Este fenómeno no es aislado: el impacto hídrico de la IA también se refleja en el consumo masivo de agua de las grandes tecnológicas. El último informe ambiental de Microsoft revela que su consumo de agua aumentó un 34% entre 2021 y 2022, alcanzando los 1.700 millones de galones. En el mismo período, Google incrementó su uso en un 22%, llegando a 5.560 millones de galones. Este crecimiento se vincula directamente con la expansión de sus infraestructuras de inteligencia artificial.

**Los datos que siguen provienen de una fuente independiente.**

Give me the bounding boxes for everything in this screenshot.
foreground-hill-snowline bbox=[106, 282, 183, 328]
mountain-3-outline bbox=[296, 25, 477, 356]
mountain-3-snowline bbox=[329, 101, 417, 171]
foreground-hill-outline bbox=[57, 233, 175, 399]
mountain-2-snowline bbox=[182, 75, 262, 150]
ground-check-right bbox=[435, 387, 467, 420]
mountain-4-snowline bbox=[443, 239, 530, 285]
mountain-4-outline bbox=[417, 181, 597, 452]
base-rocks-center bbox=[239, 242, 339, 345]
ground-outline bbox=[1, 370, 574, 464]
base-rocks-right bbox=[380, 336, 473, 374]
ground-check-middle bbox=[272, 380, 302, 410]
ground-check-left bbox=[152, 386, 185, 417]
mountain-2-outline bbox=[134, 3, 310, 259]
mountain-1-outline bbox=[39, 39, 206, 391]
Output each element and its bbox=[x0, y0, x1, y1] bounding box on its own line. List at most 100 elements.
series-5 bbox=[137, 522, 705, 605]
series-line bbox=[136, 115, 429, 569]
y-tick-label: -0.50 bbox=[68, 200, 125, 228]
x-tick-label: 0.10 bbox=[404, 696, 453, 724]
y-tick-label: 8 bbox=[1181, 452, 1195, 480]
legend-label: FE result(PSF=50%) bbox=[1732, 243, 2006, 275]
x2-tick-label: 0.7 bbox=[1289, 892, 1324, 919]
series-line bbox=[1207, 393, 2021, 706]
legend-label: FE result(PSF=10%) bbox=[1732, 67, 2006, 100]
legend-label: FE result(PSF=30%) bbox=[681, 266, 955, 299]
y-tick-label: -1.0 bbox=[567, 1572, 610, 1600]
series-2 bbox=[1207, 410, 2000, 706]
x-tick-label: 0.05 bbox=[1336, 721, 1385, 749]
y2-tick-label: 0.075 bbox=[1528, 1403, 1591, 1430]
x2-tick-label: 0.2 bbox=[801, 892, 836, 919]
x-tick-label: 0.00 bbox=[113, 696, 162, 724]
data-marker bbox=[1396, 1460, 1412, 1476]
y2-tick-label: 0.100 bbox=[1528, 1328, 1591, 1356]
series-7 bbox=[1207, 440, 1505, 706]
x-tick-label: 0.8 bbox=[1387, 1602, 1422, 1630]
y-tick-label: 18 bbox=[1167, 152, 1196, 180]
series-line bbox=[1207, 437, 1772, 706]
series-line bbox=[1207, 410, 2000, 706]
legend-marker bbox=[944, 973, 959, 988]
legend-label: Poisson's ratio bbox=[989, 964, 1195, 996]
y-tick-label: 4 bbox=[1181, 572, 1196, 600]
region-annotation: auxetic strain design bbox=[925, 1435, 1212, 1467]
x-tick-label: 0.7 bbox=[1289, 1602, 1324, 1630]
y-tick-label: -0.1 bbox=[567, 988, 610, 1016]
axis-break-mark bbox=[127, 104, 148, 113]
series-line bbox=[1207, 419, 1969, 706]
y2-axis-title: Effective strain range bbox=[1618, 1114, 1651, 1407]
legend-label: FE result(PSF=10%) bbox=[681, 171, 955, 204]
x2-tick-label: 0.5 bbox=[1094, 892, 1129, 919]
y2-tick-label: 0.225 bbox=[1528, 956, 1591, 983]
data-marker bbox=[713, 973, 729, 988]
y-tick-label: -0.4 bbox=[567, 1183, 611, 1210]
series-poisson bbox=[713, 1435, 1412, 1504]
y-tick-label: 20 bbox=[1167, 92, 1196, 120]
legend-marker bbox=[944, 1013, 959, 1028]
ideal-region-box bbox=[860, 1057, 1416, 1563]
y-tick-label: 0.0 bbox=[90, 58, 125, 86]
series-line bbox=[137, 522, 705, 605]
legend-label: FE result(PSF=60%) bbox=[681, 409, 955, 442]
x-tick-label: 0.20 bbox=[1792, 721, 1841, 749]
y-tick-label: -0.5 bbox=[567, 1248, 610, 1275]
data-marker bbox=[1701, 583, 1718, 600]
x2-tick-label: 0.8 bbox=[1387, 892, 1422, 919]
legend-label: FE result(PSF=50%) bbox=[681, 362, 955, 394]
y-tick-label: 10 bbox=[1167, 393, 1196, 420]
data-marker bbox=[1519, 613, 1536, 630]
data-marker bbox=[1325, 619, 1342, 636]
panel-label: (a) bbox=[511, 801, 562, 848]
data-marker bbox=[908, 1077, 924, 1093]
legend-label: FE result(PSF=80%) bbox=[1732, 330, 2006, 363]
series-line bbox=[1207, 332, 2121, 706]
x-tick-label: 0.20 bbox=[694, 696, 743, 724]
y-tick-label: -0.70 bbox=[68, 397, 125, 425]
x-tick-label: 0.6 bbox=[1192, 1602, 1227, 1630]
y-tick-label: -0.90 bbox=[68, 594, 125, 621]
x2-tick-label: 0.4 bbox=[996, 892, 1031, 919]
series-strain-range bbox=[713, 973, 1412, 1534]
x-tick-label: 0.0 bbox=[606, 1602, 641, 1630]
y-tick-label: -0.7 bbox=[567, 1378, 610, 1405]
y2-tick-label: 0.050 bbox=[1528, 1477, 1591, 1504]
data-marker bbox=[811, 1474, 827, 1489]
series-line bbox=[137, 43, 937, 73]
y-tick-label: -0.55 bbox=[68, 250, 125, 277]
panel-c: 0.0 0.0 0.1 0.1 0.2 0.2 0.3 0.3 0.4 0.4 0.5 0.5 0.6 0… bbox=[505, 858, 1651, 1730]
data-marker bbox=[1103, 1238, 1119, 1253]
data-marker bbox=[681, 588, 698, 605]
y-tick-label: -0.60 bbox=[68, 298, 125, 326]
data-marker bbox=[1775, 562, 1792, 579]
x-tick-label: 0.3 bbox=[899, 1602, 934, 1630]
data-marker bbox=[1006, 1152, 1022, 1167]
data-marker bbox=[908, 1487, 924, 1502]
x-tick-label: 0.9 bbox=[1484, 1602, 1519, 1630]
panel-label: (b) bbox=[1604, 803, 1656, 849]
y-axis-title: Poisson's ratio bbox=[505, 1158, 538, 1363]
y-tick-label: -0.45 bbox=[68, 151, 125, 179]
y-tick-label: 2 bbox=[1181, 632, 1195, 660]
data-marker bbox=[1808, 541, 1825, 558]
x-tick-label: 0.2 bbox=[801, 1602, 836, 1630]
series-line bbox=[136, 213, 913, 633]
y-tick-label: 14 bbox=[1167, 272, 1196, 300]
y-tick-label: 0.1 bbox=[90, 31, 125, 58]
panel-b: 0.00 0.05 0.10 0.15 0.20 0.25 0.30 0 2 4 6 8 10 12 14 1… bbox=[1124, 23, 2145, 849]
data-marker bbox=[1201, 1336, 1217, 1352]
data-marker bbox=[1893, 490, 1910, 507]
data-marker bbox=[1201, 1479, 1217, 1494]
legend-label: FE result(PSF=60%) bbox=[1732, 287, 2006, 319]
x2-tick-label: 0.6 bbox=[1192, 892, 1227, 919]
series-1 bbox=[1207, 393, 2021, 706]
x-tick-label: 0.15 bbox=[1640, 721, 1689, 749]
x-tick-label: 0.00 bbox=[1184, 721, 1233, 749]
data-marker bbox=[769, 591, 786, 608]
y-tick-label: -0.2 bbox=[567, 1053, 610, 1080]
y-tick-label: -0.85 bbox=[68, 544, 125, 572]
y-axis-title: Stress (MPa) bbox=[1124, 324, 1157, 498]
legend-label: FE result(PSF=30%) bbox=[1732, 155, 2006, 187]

Las advertencias sobre este impacto ya han motivado respuestas concretas. En Chile, Google opera desde 2015 un centro en Quilicura, que consume el agua equivalente al gasto diario de 8.500 hogares. En 2023, la empresa propuso construir un nuevo centro en Cerrillos, con una inversión de 200 millones de euros, pero con un consumo estimado de 7,6 millones de litros de agua al día. Ante la magnitud del uso y la crisis hídrica de la zona, la justicia ordenó la paralización del proyecto, luego de acoger el reclamo de una representante de la comunidad, al considerar que no se evaluaron adecuadamente los impactos sobre el acuífero Santiago Central ni el componente hídrico en el contexto del cambio climático.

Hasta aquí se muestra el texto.